C’est la Guerre de Cent Ans qui provoque la création du village de Vazerac (Bazaraco en occitan). La population ressent le besoin de se regrouper, d’autant que le Quercy, suite au honteux traité de Brétigny, devient zone frontière entre le parti des anglais et celui des français. Après de nombreuses destructions et le feu à l’église, la voûte et l’abside s’écroulent, le bâtiment devient inutilisable. Pour faire face à une guerre de mouvement où les villages sont pris et repris, il est décidé la construction d’un clocher refuge de nature à protéger l’essentiel de la population (1430). Nous sommes donc là au début du 15ème siècle.

Vue de nuit de l'église Saint Julien
Vue de nuit de l'église Saint Julien

Ce clocher important par sa masse présente une curiosité architecturale. Il est décentré par rapport à l’axe de l’église, s’appuie sur une nouvelle travée construite à cet effet. Pour soutenir l’ensemble, deux gros contreforts sont établis. Pour soutenir la partie en appui sur le centre de la voûte, c’est un arc de décharge caché dans la maçonnerie qui assure l’effort et l’équilibre.

Pour des raisons liées à l’humidité, le sol a été rehaussé à une époque indéterminée. Dans l'église, sous les pieds des visiteurs, gisent les tombes de notables, ce depuis le début du 16ème siècle. Les prêtres sont enterrés sous le chœur.   De cette période dans le village peu de maisons ont résisté à la guerre, la plus ancienne, non loin de l’église semble dater de la fin de ce 16ème siècle.

Les destructions reconstruites, nous sommes déjà face au problème spécifique de notre région : les guerres de religion. C’est à nouveau la destruction, la façade avec son porche s’écroule sous les boulets des protestants. A nouveau, l’église est en flammes et la voûte tombe. Le clocher tient bon. Le cimetière est saccagé.

Clocher barlong de l'église Saint Julien
Clocher barlong de l'église Saint Julien

Au 17ème siècle, il faut à nouveau réparer, tout est reconstruit.

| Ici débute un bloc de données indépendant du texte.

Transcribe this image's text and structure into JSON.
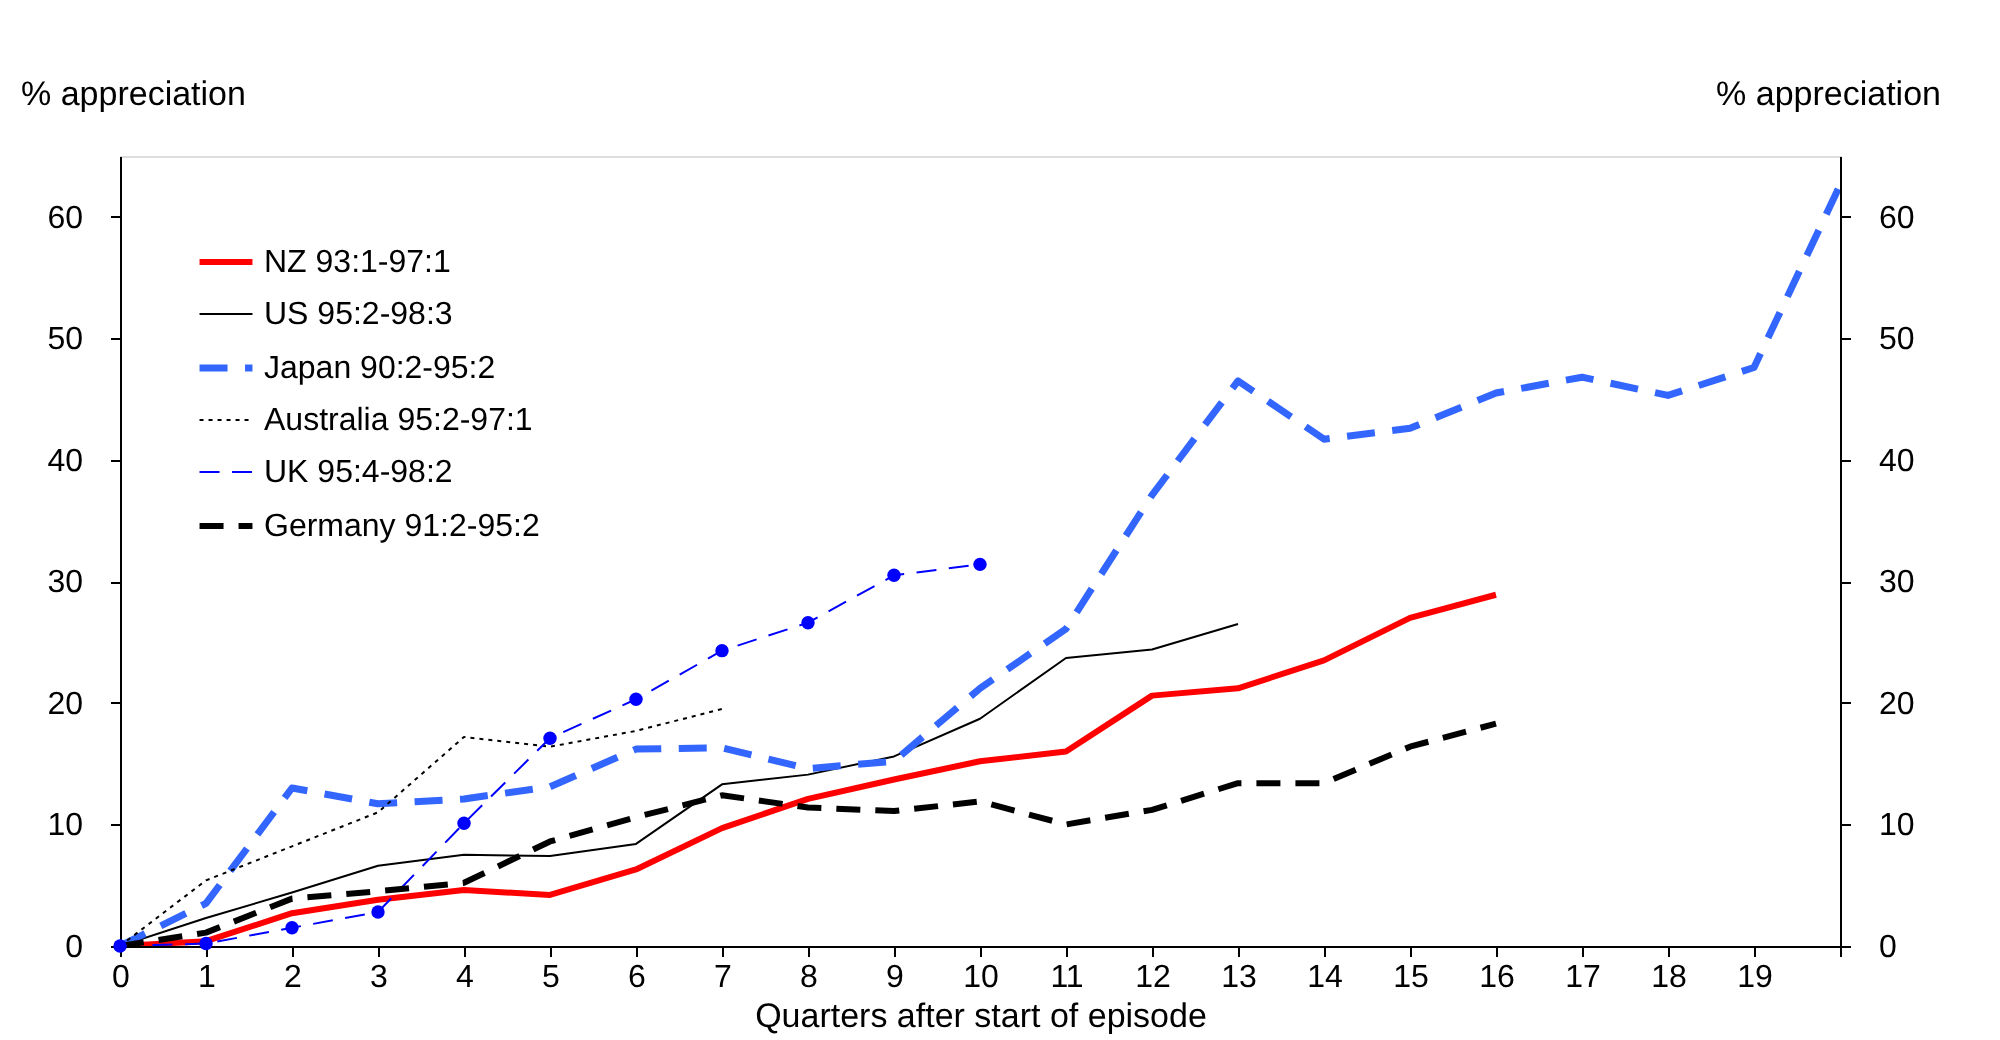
{
  "chart_data": {
    "type": "line",
    "xlabel": "Quarters after start of episode",
    "ylabel": "% appreciation",
    "y2label": "% appreciation",
    "x": [
      0,
      1,
      2,
      3,
      4,
      5,
      6,
      7,
      8,
      9,
      10,
      11,
      12,
      13,
      14,
      15,
      16,
      17,
      18,
      19,
      20
    ],
    "series": [
      {
        "name": "NZ 93:1-97:1",
        "color": "#ff0000",
        "line_style": "solid",
        "marker": "none",
        "values": [
          0,
          0.4,
          2.7,
          3.8,
          4.6,
          4.2,
          6.3,
          9.7,
          12.1,
          13.7,
          15.2,
          16.0,
          20.6,
          21.2,
          23.5,
          27.0,
          28.9,
          null,
          null,
          null,
          null
        ]
      },
      {
        "name": "US 95:2-98:3",
        "color": "#000000",
        "line_style": "solid",
        "marker": "none",
        "values": [
          0,
          2.3,
          4.4,
          6.6,
          7.5,
          7.4,
          8.4,
          13.3,
          14.1,
          15.6,
          18.7,
          23.7,
          24.4,
          26.5,
          null,
          null,
          null,
          null,
          null,
          null,
          null
        ]
      },
      {
        "name": "Japan 90:2-95:2",
        "color": "#3366ff",
        "line_style": "dashed",
        "marker": "none",
        "values": [
          0,
          3.5,
          13.0,
          11.7,
          12.1,
          13.1,
          16.2,
          16.3,
          14.6,
          15.2,
          21.2,
          26.1,
          37.1,
          46.5,
          41.7,
          42.6,
          45.5,
          46.8,
          45.3,
          47.6,
          62.6
        ]
      },
      {
        "name": "Australia 95:2-97:1",
        "color": "#000000",
        "line_style": "dotted",
        "marker": "none",
        "values": [
          0,
          5.4,
          8.2,
          11.0,
          17.2,
          16.4,
          17.7,
          19.5,
          null,
          null,
          null,
          null,
          null,
          null,
          null,
          null,
          null,
          null,
          null,
          null,
          null
        ]
      },
      {
        "name": "UK 95:4-98:2",
        "color": "#0000ff",
        "line_style": "dashed",
        "marker": "circle",
        "values": [
          0,
          0.2,
          1.5,
          2.8,
          10.1,
          17.1,
          20.3,
          24.3,
          26.6,
          30.5,
          31.4,
          null,
          null,
          null,
          null,
          null,
          null,
          null,
          null,
          null,
          null
        ]
      },
      {
        "name": "Germany 91:2-95:2",
        "color": "#000000",
        "line_style": "dashed",
        "marker": "none",
        "values": [
          0,
          1.1,
          3.9,
          4.5,
          5.2,
          8.6,
          10.6,
          12.4,
          11.4,
          11.1,
          11.9,
          10.0,
          11.2,
          13.4,
          13.4,
          16.4,
          18.3,
          null,
          null,
          null,
          null
        ]
      }
    ],
    "xlim": [
      0,
      20
    ],
    "xticks": [
      0,
      1,
      2,
      3,
      4,
      5,
      6,
      7,
      8,
      9,
      10,
      11,
      12,
      13,
      14,
      15,
      16,
      17,
      18,
      19,
      {
        "value": 20,
        "label": null
      }
    ],
    "ylim": [
      0,
      65
    ],
    "yticks": [
      0,
      10,
      20,
      30,
      40,
      50,
      60
    ],
    "y2lim": [
      0,
      65
    ],
    "y2ticks": [
      0,
      10,
      20,
      30,
      40,
      50,
      60
    ],
    "grid": false,
    "legend": "top left"
  }
}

C’est l’occasion de percer les murs latéraux du 12ème siècle pour bâtir des chapelles dont le dimensionnement est calé sur l’écart entre les contreforts. Ces renforts de murs sont plus nombreux sur le côté droit. Le terrain choisi étant autrefois marécageux du fait des inondations dues à la petite rivière La Lupte. C’est la noblesse environnante  et un notaire royal qui, en participant largement aux frais de construction, obtinrent le droit de sépulture dans une chapelle dédiée.

L’église fait partie d’une liste annexe des monuments historiques et à ce titre bénéficie d’une surveillance particulière qui a permis, entre autres, la reprise de la toiture ainsi que des murs dans leurs aspects extérieur et intérieur.

A noter plus particulièrement le bénitier dit « à godrons » du 17ème, un Christ de confrérie en bois doré du 18ème (souvent mis à l’abri).

Aujourd’hui, un certain renouveau sur le pèlerinage de Compostelle fait constater un nombre de passages en hausse, y compris des étrangers. Deux guides des 14ème et 15ème siècles, conservés par les Archives Nationales, mentionnent l’église de Vazerac comme étape.

Le visiteur doit savoir qu’il reste un mystère à découvrir. L’église étant construite sur une nappe d’eau selon des règles de l’art roman, il y a peut-être ou certainement une crypte dont l’accès serait perdu, surtout depuis la construction des chapelles latérales.

Vous qui visitez, pensez dans le silence à ce témoin de l’histoire régionale et locale qui, après beaucoup de vicissitudes, a traversé le temps jusqu’à nous.